Now suppose a set $X\subsetneq V\times W$ satisfies conditions 1-3. Then is there always a non-zero bilinear map vanishing on $X?$ If so, is $X$ the zero set of a collection of bilinear maps?
These questions can be phrased in terms of the subspace spanned by $X$ when viewed in $V\otimes W,$ but that's as far as I've been able to get.
 A: This will not always work. Take $V=W=\mathbb R^2$, and then something like $v_1=(1,0)$, $v_2=(0,1)$, $v_3=(1,1)$, $v_4=(1,2)$, $v_5=(2,1)$, and let $X$ be the smallest set that contains $(v_j, v_j)$ ($j=1,2,3$), $(v_4,v_5)$ and satisfies your conditions. In other words, the vectors here can be multiplied by arbitrary numbers, but that's it, since condition (3) never applies.
Then for example $(v_4,v_4)\notin X$, but any bilinear form that vanishes on $X$ is identically equal to zero (check that the four vectors above span the tensor product $V\otimes V$ when thought of as elements of this space, or, easier still perhaps, work with the matrix representation of the bilinear form with respect to the standard basis $v_1,v_2$).

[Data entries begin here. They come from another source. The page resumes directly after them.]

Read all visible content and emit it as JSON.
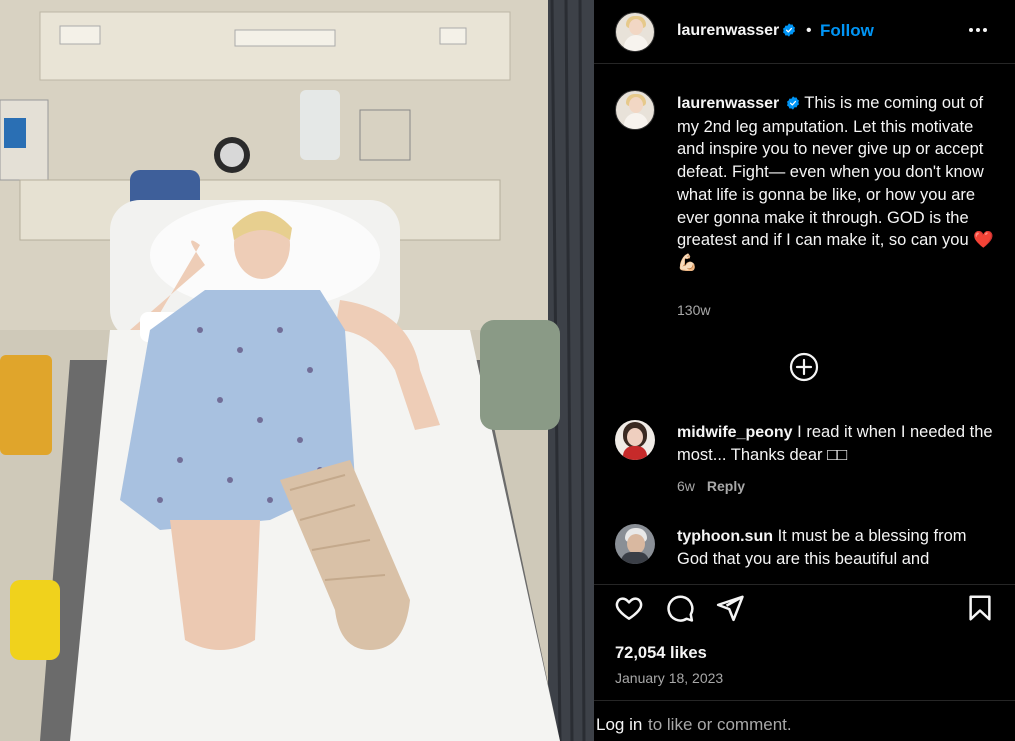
{
  "post": {
    "username": "laurenwasser",
    "follow_label": "Follow",
    "separator": "•",
    "photo_description": "Hospital photo"
  },
  "caption": {
    "username": "laurenwasser",
    "text": "This is me coming out of my 2nd leg amputation. Let this motivate and inspire you to never give up or accept defeat. Fight— even when you don't know what life is gonna be like, or how you are ever gonna make it through. GOD is the greatest and if I can make it, so can you ❤️ 💪🏻",
    "age": "130w"
  },
  "comments": [
    {
      "username": "midwife_peony",
      "text": "I read it when I needed the most... Thanks dear ",
      "trailing_glyphs": "□□",
      "age": "6w",
      "reply_label": "Reply"
    },
    {
      "username": "typhoon.sun",
      "text": "It must be a blessing from God that you are this beautiful and"
    }
  ],
  "stats": {
    "likes": "72,054 likes",
    "date": "January 18, 2023"
  },
  "footer": {
    "login_label": "Log in",
    "rest_text": "to like or comment."
  },
  "icons": {
    "verified": "verified-badge-icon",
    "more": "more-options-icon",
    "load_more": "plus-circle-icon",
    "like": "heart-icon",
    "comment": "comment-icon",
    "share": "share-icon",
    "save": "bookmark-icon"
  },
  "colors": {
    "accent": "#0095f6",
    "muted": "#a8a8a8",
    "background": "#000000",
    "text": "#f5f5f5"
  }
}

A more highbrow answer is also possible: If $K=\mathbb C$, we can take
$$
X = \{ (a\overline{v}, bv): a,b\in\mathbb C, v\in V \} .
$$
Here $\overline{v}$ means the complex conjugate of $v$, taken componentwise, with respect to a fixed basis. If $B$ denotes the bilinear form, then this choice of $X$ makes the sesquilinear form $S(v,w)=B(\overline{v},w)$ vanish on all $(v,v)$, so $S$ is identically zero by polarization.